The industries with a better female representation were IT, Customer Service, Engineering and Science, Human Resources, Data Analytics and Business Intelligence, among others. Jobs such as Legal, Compliance and Audit, and Sales, Marketing and Product Management had a poor representation of females.
Mansee Singhal, Sr Principal, Rewards Consulting Leader India, remarked: “Organizations are broadly committed to Diversity and Inclusion, but there seems to be a lack of accountability to drive the progress internally. While the new Labour codes focusing on improving women employment, pay and security at the workplace are welcome, companies have to take quick strides in truly integrating and empowering women. Our research shows that if women representation improves in roles that are closer to value creation, then equity would seem to be a more achievable goal.”

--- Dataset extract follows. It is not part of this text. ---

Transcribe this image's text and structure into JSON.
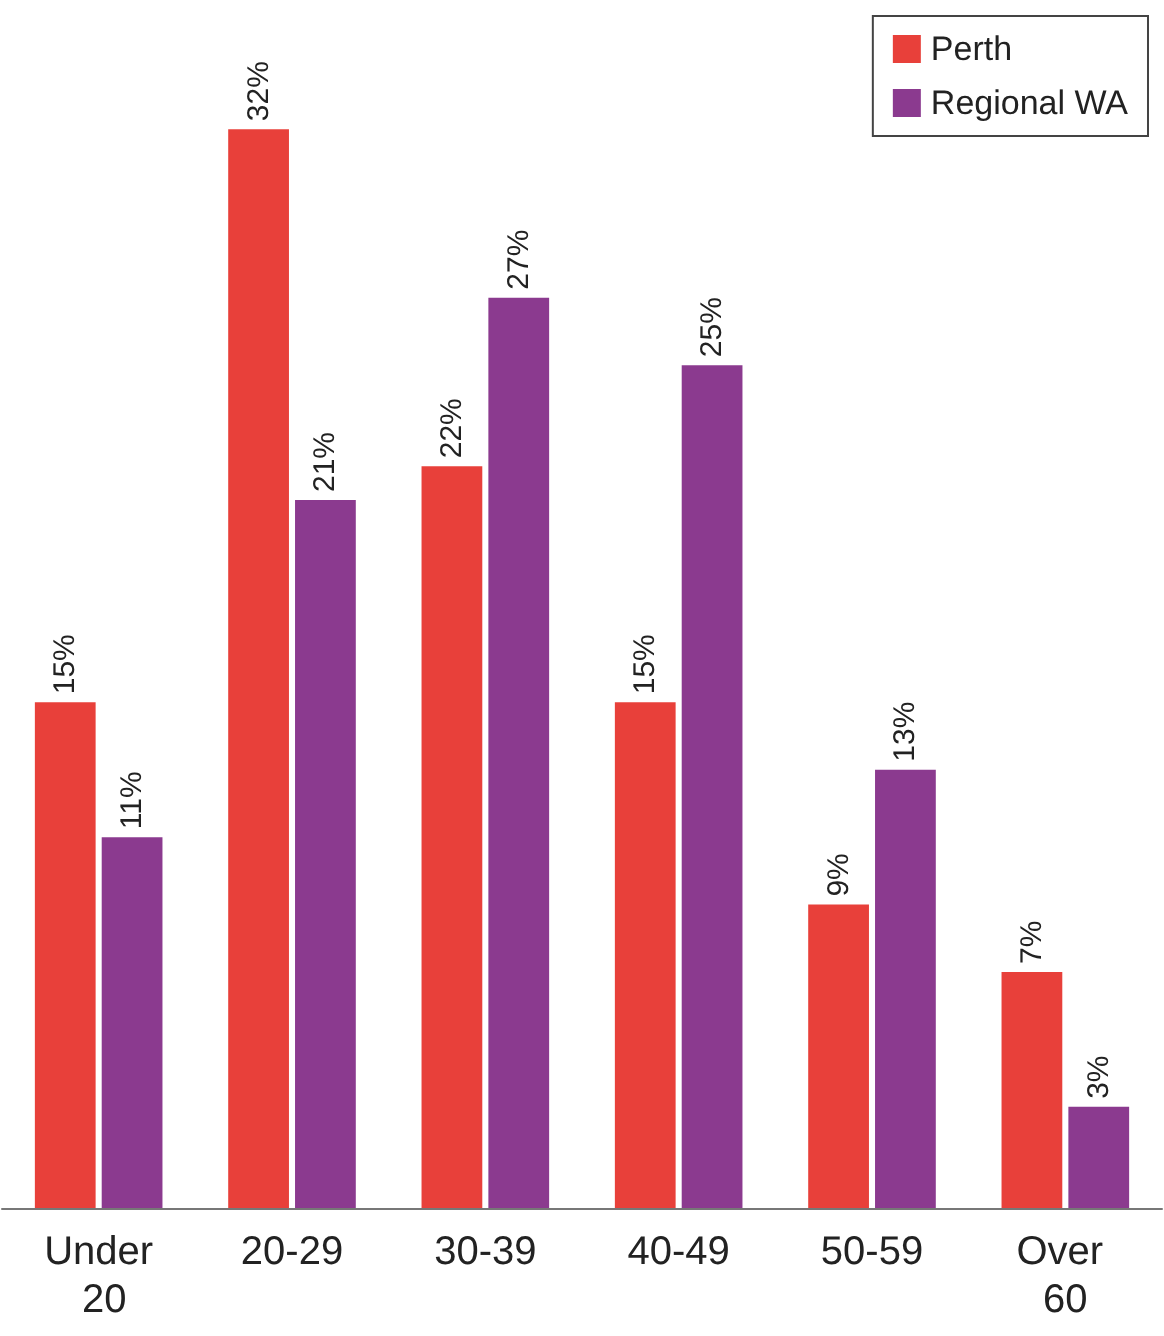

Over the years, India Inc. has adopted progressive practices in bridging the gender pay equity and inclusion gap – Sensitization workshops for recruiters and hiring managers, focus on campus diversity hiring, career reboot and women alumni rehiring, career and professional development for women, hyper-local, proactive safety solutions for women, targeted high potential women leadership succession candidates, focused increased representation of women in leadership roles, fuelling the commitment to a culture of inclusive leadership by top management, male employees as advocates for gender diversity and inclusion.
Mercer survey gathers data from 900+companies, across 5700 job functions and over 14 lakh cumulative employees.